Montgomery Clift plays George Eastman, a poor man with a religious fanatic mother and a wealthy uncle.  Looking to make his fortune (i.e., to find his “place in the sun), George gets a job working in his uncle’s factory and quickly starts a romance with one of his co-workers, the shy and insecure Alice (Shelley Winters).  However, even as he and Alice settle down to a life of dreary romantic bliss, George discovers that the Eastman name also allows him to mingle with (if never truly belong to) high society.  He meets the rich (and shallow) Angela Vickers (played by Elizabeth Taylor) and soon, he’s also romancing her.  Neither Angela or Alice is aware of the other’s existence and for a while, George has the best of both the  world he desires and the world in which he actually belongs.  Eventually, George decides that he wants to marry Angela and become a part of her world.  However, there’s a problem.  Alice is pregnant and demanding that George marry her or else.  The increasingly desperate George quickly decides that there’s only one way to get Alice out of his life…

A Place in the Sun was based very loosely on Theodore Dreiser’s 1925 novel, An American Tragedy.  While the movie remains (more or less) faithful to the novel’s plot, director Stevens jettisons most of Dreiser’s heavy-handed Marxism and instead concentrates on the more melodramatic elements of the story.  The end result is a glorious soap opera that is occasionally a bit tacky and heavy-handed but always watchable and entertaining.

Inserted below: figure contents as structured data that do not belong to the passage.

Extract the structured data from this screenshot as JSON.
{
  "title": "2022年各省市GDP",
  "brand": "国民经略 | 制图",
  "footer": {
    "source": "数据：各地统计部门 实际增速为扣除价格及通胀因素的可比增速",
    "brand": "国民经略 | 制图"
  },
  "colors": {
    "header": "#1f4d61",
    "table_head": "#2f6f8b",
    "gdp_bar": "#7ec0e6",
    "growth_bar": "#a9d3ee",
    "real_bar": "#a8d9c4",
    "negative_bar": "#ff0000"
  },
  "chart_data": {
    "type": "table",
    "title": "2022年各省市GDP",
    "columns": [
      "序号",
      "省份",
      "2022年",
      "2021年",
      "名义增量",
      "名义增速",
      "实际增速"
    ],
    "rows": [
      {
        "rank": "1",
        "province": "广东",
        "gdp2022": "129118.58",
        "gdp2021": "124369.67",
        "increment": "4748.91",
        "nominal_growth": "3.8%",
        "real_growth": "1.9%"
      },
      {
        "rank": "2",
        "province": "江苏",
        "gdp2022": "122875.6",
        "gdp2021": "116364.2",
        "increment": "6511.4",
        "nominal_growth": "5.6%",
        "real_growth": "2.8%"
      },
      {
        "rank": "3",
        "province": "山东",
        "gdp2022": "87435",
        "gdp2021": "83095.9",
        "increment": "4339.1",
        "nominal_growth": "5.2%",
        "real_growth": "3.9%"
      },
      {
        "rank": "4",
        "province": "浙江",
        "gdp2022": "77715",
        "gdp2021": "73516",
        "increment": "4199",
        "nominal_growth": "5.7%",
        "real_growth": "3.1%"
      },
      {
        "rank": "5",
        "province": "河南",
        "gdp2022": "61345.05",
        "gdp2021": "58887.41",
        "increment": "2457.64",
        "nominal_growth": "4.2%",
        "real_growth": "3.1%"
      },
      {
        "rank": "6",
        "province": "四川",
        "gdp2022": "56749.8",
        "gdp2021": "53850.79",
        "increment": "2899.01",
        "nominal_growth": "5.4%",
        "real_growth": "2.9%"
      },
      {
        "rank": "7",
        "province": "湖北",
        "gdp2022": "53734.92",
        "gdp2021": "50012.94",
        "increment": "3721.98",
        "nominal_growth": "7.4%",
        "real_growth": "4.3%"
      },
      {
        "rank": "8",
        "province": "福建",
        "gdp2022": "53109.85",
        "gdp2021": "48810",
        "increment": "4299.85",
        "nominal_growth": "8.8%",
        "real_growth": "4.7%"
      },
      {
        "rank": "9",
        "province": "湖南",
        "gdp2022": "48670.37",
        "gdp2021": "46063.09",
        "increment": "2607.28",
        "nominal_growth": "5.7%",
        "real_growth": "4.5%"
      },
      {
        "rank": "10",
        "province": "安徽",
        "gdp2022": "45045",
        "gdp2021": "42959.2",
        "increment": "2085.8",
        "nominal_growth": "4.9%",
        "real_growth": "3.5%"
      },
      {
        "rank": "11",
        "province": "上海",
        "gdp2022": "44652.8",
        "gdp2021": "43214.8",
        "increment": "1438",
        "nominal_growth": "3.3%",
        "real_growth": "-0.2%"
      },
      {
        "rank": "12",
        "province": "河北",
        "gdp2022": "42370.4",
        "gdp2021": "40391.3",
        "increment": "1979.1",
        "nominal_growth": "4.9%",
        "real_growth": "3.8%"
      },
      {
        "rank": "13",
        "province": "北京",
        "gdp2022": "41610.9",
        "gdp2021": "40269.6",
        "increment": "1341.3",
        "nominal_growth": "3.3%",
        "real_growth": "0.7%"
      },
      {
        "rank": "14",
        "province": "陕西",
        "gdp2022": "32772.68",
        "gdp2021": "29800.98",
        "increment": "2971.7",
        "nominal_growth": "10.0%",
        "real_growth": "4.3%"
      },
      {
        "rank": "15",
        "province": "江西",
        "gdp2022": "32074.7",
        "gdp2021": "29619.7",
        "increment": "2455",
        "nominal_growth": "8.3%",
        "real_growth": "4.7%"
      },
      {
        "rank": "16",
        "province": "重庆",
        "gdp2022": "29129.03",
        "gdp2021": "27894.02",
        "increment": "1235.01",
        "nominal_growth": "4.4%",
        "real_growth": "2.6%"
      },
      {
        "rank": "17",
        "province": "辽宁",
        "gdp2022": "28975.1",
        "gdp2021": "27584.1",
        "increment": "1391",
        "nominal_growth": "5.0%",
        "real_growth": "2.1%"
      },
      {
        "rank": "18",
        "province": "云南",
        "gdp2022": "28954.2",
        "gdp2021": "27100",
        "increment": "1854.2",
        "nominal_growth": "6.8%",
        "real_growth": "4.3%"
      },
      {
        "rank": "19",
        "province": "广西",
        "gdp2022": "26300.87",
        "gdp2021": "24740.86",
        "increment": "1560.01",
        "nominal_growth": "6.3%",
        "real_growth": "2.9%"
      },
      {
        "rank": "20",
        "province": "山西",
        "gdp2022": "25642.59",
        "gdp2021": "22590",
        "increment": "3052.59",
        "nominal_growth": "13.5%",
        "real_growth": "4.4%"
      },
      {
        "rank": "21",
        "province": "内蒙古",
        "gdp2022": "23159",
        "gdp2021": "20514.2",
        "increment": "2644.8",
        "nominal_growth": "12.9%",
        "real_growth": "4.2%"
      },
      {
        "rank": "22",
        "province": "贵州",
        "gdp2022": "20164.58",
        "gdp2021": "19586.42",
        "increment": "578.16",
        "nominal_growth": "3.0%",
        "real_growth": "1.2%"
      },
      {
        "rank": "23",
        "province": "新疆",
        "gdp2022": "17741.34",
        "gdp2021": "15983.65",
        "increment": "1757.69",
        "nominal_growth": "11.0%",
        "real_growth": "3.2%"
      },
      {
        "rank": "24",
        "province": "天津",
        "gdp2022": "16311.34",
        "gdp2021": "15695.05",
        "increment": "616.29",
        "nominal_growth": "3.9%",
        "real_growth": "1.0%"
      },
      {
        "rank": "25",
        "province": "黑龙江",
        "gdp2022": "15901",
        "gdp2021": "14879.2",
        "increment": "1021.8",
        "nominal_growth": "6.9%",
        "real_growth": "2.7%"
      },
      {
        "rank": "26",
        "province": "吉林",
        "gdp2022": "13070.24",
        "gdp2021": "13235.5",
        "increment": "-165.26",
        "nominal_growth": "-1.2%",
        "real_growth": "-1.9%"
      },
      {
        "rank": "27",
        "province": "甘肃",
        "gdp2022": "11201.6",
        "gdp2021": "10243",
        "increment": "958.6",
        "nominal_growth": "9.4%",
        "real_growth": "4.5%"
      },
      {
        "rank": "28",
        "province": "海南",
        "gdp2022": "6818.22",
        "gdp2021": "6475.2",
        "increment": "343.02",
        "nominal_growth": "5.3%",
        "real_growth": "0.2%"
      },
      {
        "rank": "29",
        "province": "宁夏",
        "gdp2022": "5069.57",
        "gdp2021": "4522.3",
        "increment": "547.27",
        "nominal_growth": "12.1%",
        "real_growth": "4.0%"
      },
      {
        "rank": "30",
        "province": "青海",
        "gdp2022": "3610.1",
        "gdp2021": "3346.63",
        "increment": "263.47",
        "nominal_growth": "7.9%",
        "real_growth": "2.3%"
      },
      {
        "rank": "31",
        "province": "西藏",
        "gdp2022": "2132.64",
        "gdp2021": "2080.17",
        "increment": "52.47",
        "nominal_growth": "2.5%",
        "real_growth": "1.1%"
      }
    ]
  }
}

Stevens is helped by the three lead performances.  As Angela, a stunningly beautiful Elizabeth Taylor manages to be both calculating and clueless,   seductive and innocent.  As her counterpart, Shelley Winters gives a really brave performance as Alice.  The film is structured that its impossible not to feel sorry for Alice.  The genius of Winters performance is that she (and director Stevens) allowed Alice to become a real, flawed human being as opposed to just a symbol of victimization.  However, the film is truly dominated by Montgomery Clift.  Clift is in just about every scene and his own rather fragile persona translates wonderfully in the role of George.  Was Montgomery Clift ever as handsome as he was in A Place In The Sun?  He gives a perfect performance as the type of guy that every girl has known, the guy that we fell in love with not because of who he was but who we thought he could be.  These are the guys who always end up breaking our hearts, they’re the ones who we still can’t help but think about years later, always wondering “why?”

Unlike a lot of older films, A Place in the Sun remains remarkably watchable and relevent today.  Perhaps its most famous scene involves a capsized rowboat and oh my God, that scene freaked me out so much.  Admittedly, a lot of that had to do with the fact that I have this morbid fear of drowning (and, like one of the characters in this film, I can’t swim) but director Stevens also does a great job building up the scene’s suspense.  He makes brilliant use of sound especially, in much the same way that Francis Ford Coppola would later use that roaring train in The Godfather.  Seriously, I watched that scene with my hands literally over my eyes, just taking an occasional peek until it was all over. 

One last note — there’s an actor in this film who plays a detective.  You’ll see him if you play the trailer at the top of the post.  His big line is “You’re under arrest.”  I have no idea who this actor was but he had one of the most authentic and memorable faces that I’ve ever seen in a movie, regardless of when the movie was made.  He had the type of presence that reminded me why I love character actors.